My Decision to Stop Having Children

Adult human female anatomy diagram chartAt home insemination

I’ve openly shared my decision with friends, family, and even my kids: I’m done having children. I mean it—100% finished. The baby-making chapter of my life is closed, and this uterus is officially out of commission.

Facing the Reality of Advanced Maternal Age

At 38 years old, often labeled as having “advanced maternal age,” I already have two boys, both of whom kept me up at night until they were over three. The thought of enduring that level of sleep deprivation again as I approach 40? No thank you.

The Challenges of Pregnancy

Pregnancy has its challenges for me, too. My abdominal ligaments become inflamed with every step I take, and my short torso means heartburn is a constant companion. During my last pregnancy, I felt so squeezed that just standing left me breathless in minutes.

Financial Considerations

Financially, having another child isn’t feasible. After years of struggling, my family is finally regaining stability. With both boys in school, I can work without the burden of exorbitant childcare costs.

If I won the lottery and could be a stay-at-home mom with live-in help for naps? I’d be tempted to have another baby in a heartbeat. But realistically, that’s not happening, and I wouldn’t want to put my family back into financial turmoil or endure more sleepless nights.

The Yearning for a Baby

Still, there are moments when I feel that yearning for a baby. If I’m honest, I crave that experience quite a bit. I adore babies, and every time I see a photo of my boys as infants or even just any baby, my heart melts. I start calculating how much I’d need to save for maternity leave—something difficult as a freelancer—and I even find myself wondering if we could live with my mother-in-law to cut costs and raise the kids in a community environment.

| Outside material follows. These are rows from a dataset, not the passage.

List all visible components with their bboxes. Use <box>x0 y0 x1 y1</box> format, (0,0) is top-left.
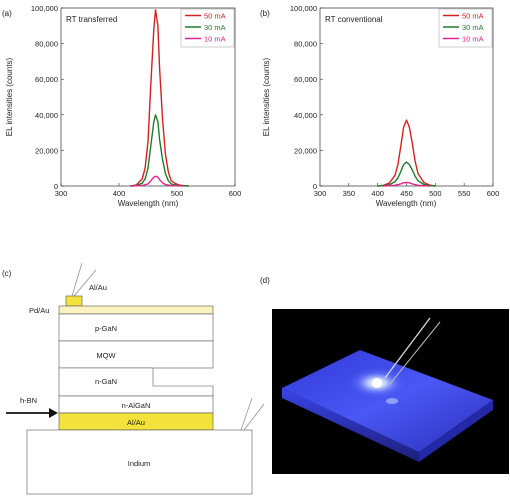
label-n-gan: n-GaN <box>95 377 117 386</box>
chart-b-xtick-label: 350 <box>343 189 356 198</box>
chart-a-xtick-label: 300 <box>55 189 68 198</box>
substrate-indium <box>26 429 253 495</box>
chart-b-ylabel: EL intensities (counts) <box>262 57 271 136</box>
chart-a-ytick-label: 20,000 <box>35 146 58 155</box>
chart-a-ytick-label: 100,000 <box>31 4 58 13</box>
label-al-au-top: Al/Au <box>89 283 107 292</box>
probe-needle-bottom-a <box>240 397 253 431</box>
emission-spot <box>372 378 382 388</box>
chart-b-legend-entry: 10 mA <box>462 35 484 44</box>
chart-b-xtick-label: 450 <box>400 189 413 198</box>
chart-b-xtick-label: 400 <box>371 189 384 198</box>
chart-a-legend-entry: 50 mA <box>204 12 226 21</box>
chart-a-xtick-label: 500 <box>171 189 184 198</box>
chart-a-xtick-label: 400 <box>113 189 126 198</box>
photo-probe-needle-a <box>384 317 431 379</box>
label-n-algan: n-AlGaN <box>122 401 151 410</box>
glowing-substrate-side-right <box>419 400 493 462</box>
chart-b-ytick-label: 0 <box>313 182 317 191</box>
probe-needle-top-b <box>73 269 97 297</box>
panel-label-b: (b) <box>260 9 270 18</box>
panel-label-c: (c) <box>2 269 12 278</box>
top-contact-al-au <box>65 295 83 307</box>
chart-a-legend-entry: 30 mA <box>204 23 226 32</box>
chart-a-series-10-ma <box>130 175 183 187</box>
chart-a-annotation: RT transferred <box>66 15 117 24</box>
chart-b-ytick-label: 100,000 <box>290 4 317 13</box>
chart-b-series-50-ma <box>377 119 436 187</box>
layer-pd-au <box>58 305 214 315</box>
chart-a-ytick-label: 0 <box>54 182 58 191</box>
chart-a-series-30-ma <box>130 114 189 187</box>
chart-b-legend-entry: 50 mA <box>462 12 484 21</box>
chart-b-xtick-label: 500 <box>429 189 442 198</box>
glowing-substrate-side <box>282 388 419 462</box>
chart-b-series-10-ma <box>383 181 430 187</box>
chart-a: RT transferred Wavelength (nm) EL intens… <box>5 4 241 208</box>
chart-b-xlabel: Wavelength (nm) <box>376 199 437 208</box>
probe-needle-bottom-b <box>243 403 265 431</box>
layer-mqw <box>58 340 214 369</box>
chart-b-ytick-label: 40,000 <box>294 111 317 120</box>
probe-needle-top-a <box>71 262 83 297</box>
reflection-spot <box>386 398 398 404</box>
chart-a-ylabel: EL intensities (counts) <box>5 57 14 136</box>
label-al-au-bottom: Al/Au <box>127 418 145 427</box>
chart-b-series-30-ma <box>377 161 436 187</box>
chart-a-ytick-label: 60,000 <box>35 75 58 84</box>
chart-b-ytick-label: 80,000 <box>294 40 317 49</box>
label-mqw: MQW <box>96 351 116 360</box>
chart-a-ytick-label: 40,000 <box>35 111 58 120</box>
label-p-gan: p-GaN <box>95 324 117 333</box>
layer-n-gan <box>58 367 214 397</box>
layer-p-gan <box>58 313 214 342</box>
chart-b: RT conventional Wavelength (nm) EL inten… <box>262 4 499 208</box>
chart-a-xlabel: Wavelength (nm) <box>118 199 179 208</box>
panel-label-d: (d) <box>260 276 270 285</box>
chart-a-ytick-label: 80,000 <box>35 40 58 49</box>
chart-b-xtick-label: 600 <box>487 189 500 198</box>
chart-a-legend-entry: 10 mA <box>204 35 226 44</box>
chart-b-legend: 50 mA 30 mA 10 mA <box>438 8 493 48</box>
chart-b-ytick-label: 20,000 <box>294 146 317 155</box>
panel-label-a: (a) <box>2 9 12 18</box>
chart-a-series-50-ma <box>130 9 189 187</box>
label-h-bn: h-BN <box>20 396 37 405</box>
h-bn-arrow-head <box>49 408 58 418</box>
photo-probe-needle-b <box>389 321 441 385</box>
chart-a-xtick-label: 600 <box>229 189 242 198</box>
device-photo: (d) <box>260 276 509 474</box>
device-layer-diagram: (c) Al/Au Pd/Au p-GaN MQW n-GaN n-AlGaN … <box>2 262 265 495</box>
chart-b-legend-entry: 30 mA <box>462 23 484 32</box>
chart-b-ytick-label: 60,000 <box>294 75 317 84</box>
chart-a-legend: 50 mA 30 mA 10 mA <box>180 8 235 48</box>
chart-b-annotation: RT conventional <box>325 15 383 24</box>
label-indium: Indium <box>128 459 151 468</box>
label-pd-au: Pd/Au <box>29 306 49 315</box>
chart-b-xtick-label: 550 <box>458 189 471 198</box>
chart-b-xtick-label: 300 <box>314 189 327 198</box>
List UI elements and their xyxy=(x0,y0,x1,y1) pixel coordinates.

When I start dreaming about moving in with my mother-in-law (bless her), I know I’m venturing into fantasy territory. I sometimes chastise myself for these thoughts. If I’m so certain I shouldn’t have another child, why can’t I just let it go?

Embracing Conflicting Desires

Perhaps I should practice a bit more self-compassion. Life isn’t always black and white; it’s entirely possible to have conflicting desires. Many of us face the struggle of wanting more children than we can realistically have. This can lead to disagreements with partners or regrets that may surface later.

For me, I’ve come to accept that this internal conflict may linger for a while, at least until my reproductive system completely shuts down. Those “what if” scenarios will always be there, and a part of me will always long for that additional child, no matter how irrational it may seem.

Finding Peace in My Decision

However, while that longing can be overwhelming at times, I’m generally content with my decision. I cherish seeing my boys grow more independent and celebrate their achievements. They still need me, albeit in different ways than they did as babies.

I truly believe our family is complete, and for that, I’m grateful. When doubts arise, I aim to embrace them, treat myself kindly, and accept them as part of this incredible journey of motherhood.

Resources for Family Planning

If you’re exploring similar feelings, you might find helpful resources on pregnancy and home insemination at IVF Babble or consider tools like the CryoBaby at-home insemination kit for your own family planning.

And if you’re looking for baby care solutions, check out these delightful scented baby cleansing wipes from Intracervical Insemination.

Conclusion

In summary, while my decision to stop having kids may create some internal conflict, I am ultimately at peace with it. Embracing my current family dynamics and accepting moments of doubt is part of this beautiful journey of motherhood.